松井証券松井証券が、四半期決算発表とあわせて、手数料の改定(値下げ)を発表しました。今回のは第一弾ということのようですが、3150円毎に手数料が上がっていっていたのを、1050円に幅を縮小することがメインになっています。イー・トレードや楽天証券の手数料値下げ競争にわれ関せずを貫いてきた松井証券も、シェアが低下していることを素直に反省して、反攻に転じるようです。

手数料の改定について(松井証券)

松井証券は1999年の手数料自由化時に、1日の約定代金300万円、手数料3,000円(税抜)」を基本とした「ボックスレート」と呼ばれる手数料体系を業界で初めて実施しました。その後も先物・オプション取引の手数料をボックスレートに追加し、日計り取引の片道手数料無料化、株式少額投資手数料の無料化などの改定を今まで行ってきましたが、基本である「ボックスレート」に係る変更は行いませんでした。
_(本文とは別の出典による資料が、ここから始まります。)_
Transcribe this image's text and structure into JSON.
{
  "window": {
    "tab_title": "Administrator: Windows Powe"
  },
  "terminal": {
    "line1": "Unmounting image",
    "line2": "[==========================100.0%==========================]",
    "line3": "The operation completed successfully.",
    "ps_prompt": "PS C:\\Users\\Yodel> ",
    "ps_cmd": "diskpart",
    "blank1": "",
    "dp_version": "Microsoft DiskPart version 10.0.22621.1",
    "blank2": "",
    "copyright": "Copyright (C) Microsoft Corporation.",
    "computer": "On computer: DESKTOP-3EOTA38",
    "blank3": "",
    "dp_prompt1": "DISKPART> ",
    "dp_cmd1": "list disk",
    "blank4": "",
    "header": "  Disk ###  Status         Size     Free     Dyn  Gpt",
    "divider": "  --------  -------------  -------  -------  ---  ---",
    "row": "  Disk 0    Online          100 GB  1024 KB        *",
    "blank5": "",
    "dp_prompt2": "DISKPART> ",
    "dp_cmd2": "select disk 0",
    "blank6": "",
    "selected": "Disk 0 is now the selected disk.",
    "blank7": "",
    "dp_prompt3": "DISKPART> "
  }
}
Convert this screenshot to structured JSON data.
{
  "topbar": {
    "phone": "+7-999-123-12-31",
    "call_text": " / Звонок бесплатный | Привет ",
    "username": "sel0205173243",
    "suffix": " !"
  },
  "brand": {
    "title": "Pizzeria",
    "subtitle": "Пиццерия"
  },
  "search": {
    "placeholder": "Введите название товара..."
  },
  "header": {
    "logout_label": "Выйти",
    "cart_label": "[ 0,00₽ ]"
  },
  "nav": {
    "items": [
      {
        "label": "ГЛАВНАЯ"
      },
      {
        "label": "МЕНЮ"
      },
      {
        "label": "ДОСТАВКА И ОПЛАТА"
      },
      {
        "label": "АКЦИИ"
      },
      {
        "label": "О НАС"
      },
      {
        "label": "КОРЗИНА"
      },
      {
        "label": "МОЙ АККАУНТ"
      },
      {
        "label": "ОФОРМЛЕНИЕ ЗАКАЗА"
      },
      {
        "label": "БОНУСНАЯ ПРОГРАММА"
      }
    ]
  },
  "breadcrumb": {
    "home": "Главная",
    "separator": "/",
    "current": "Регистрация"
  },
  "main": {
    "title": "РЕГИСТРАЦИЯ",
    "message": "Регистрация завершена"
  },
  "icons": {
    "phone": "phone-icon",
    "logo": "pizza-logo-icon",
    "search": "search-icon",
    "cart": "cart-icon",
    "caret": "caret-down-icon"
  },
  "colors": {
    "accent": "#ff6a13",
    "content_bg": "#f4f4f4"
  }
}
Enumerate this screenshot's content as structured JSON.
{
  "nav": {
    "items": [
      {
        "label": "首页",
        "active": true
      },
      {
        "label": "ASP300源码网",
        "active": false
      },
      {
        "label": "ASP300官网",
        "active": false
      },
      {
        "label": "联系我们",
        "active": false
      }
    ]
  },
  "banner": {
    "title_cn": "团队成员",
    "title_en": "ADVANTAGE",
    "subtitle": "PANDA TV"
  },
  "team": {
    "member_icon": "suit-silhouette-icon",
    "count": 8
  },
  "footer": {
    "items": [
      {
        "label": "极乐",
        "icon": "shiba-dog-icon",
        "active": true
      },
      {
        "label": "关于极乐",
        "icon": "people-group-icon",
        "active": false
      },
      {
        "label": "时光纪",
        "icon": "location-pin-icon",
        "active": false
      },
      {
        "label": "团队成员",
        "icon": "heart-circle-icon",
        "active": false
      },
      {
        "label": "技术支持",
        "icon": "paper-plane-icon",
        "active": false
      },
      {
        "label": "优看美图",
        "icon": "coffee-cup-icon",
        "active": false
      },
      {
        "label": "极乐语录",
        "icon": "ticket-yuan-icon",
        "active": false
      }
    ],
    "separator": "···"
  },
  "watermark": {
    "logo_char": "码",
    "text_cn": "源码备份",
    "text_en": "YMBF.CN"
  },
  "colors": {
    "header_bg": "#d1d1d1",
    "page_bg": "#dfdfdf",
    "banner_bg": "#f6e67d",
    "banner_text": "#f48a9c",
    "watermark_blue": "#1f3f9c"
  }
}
しかしながら、現在では市場売買代金の3割以上が個人投資家の売買代金となり(※)個人投資家が市場のメインプレイヤーであることや、当社の新規口座開設者の6割が初めて株式投資を行う方となっていることなど、株式市場を取り巻く環境は当時から激変しています。そのため、松井証券では現在のボックスレートをこの時代にふさわしい手数料体系に改定することにいたしました。


つまり、1999年の手数料自由化時に作ったボックスレートの価格設定のターゲット層は対面証券で株式投資をやったことがある人向けだったけれども、最近の口座開設者は株式投資初体験で従来のボックスレートの価格では魅力が感じられなくなってきたということです。今回の手数料改定で、ボックスレートから先物・オプション取引を外すというのも投資の初心者にはあまり重要な内容ではなかったからかもしません。(既存客にもあまり好評でなかったのかも。)

ストックボイスに出演した松井道夫社長が言っていましたが、松井証券は以前はネット株取引で8割のシェアを持っていました。松井証券の手数料体系はボックスレート一本なので、1日定額手数料がネット株取引全体の8割以上を占めていたことになります。しかし、その後他社がシェアを拡大させていくにつれて、その比率は低くなっていきます。おそらく現在では注文毎に手数料をカウントする手数料体系の方が比率は高くなっていると思われます。松井証券は今回の手数料改定では、他社のように注文毎の手数料体系を新設するのではなく、ボックスレートオンリーを維持してその値下げを打ち出してきました。再びボックスレートでシェアを取り戻すという戦略のようです。

松井証券が手数料改定を行う背景には野村ホールディングスのネット専業証券設立の動きも当然あるでしょうが、とりあえずはイー・トレード証券の持つ業界トップのシェアを取り戻すことを目標にしているのだと思われます。

まるすの株投資挑戦記さんが松井証券、楽天証券、イー・トレード証券の3社の1日定額制の手数料の比較を作っているのでこれを見ると、1日いくらならどの証券会社が安いのかがわかります。

こうなると、片道メインの取引ではE*トレード証券 が、往復では松井証券 の方が安いですね。どちらを選ぶか、ということになると、自分の取引スタイルの中で、日計りが多いかどうか、を検討して、ということになるのでしょうか。


確かに、日計りの片道分手数料が無料になる松井証券を選ぶか、そうでない場合はイー・トレード証券という見方もあるでしょう。

両者で信用取引をしたことがある私の感覚から言うと、イー・トレード証券の1日定額制では信用取引と現物取引の約定代金は別に計算されるため、両方取引する場合は、松井証券(楽天証券も)の方が安くなる場合があります。信用だけとか、現物だけと言う場合は、イー・トレード証券でもいいでしょう。

しかし、両方やると言う人は、イー・トレード証券にはない担保同意書の電子回答ができるという利点がある分だけ松井証券の方がよさそうです。

イー・トレード証券は今のところ松井証券の手数料値下げには対抗する動きを見せていません。もちろん、一度楽天証券に梯子をはずされていますから様子を見るのは当然かもしれません。しかし、イートレード証券が現在のままだとすると少なくとも信用取引の売買代金のシェアでは松井証券がイー・トレード証券のシェアに追いつく可能性が高いと思います。

(とは言っても、イー・トレードにとっても松井証券にとってもシステムの安定稼動が大前提になります。楽天みたいにはならないとは思いますが。)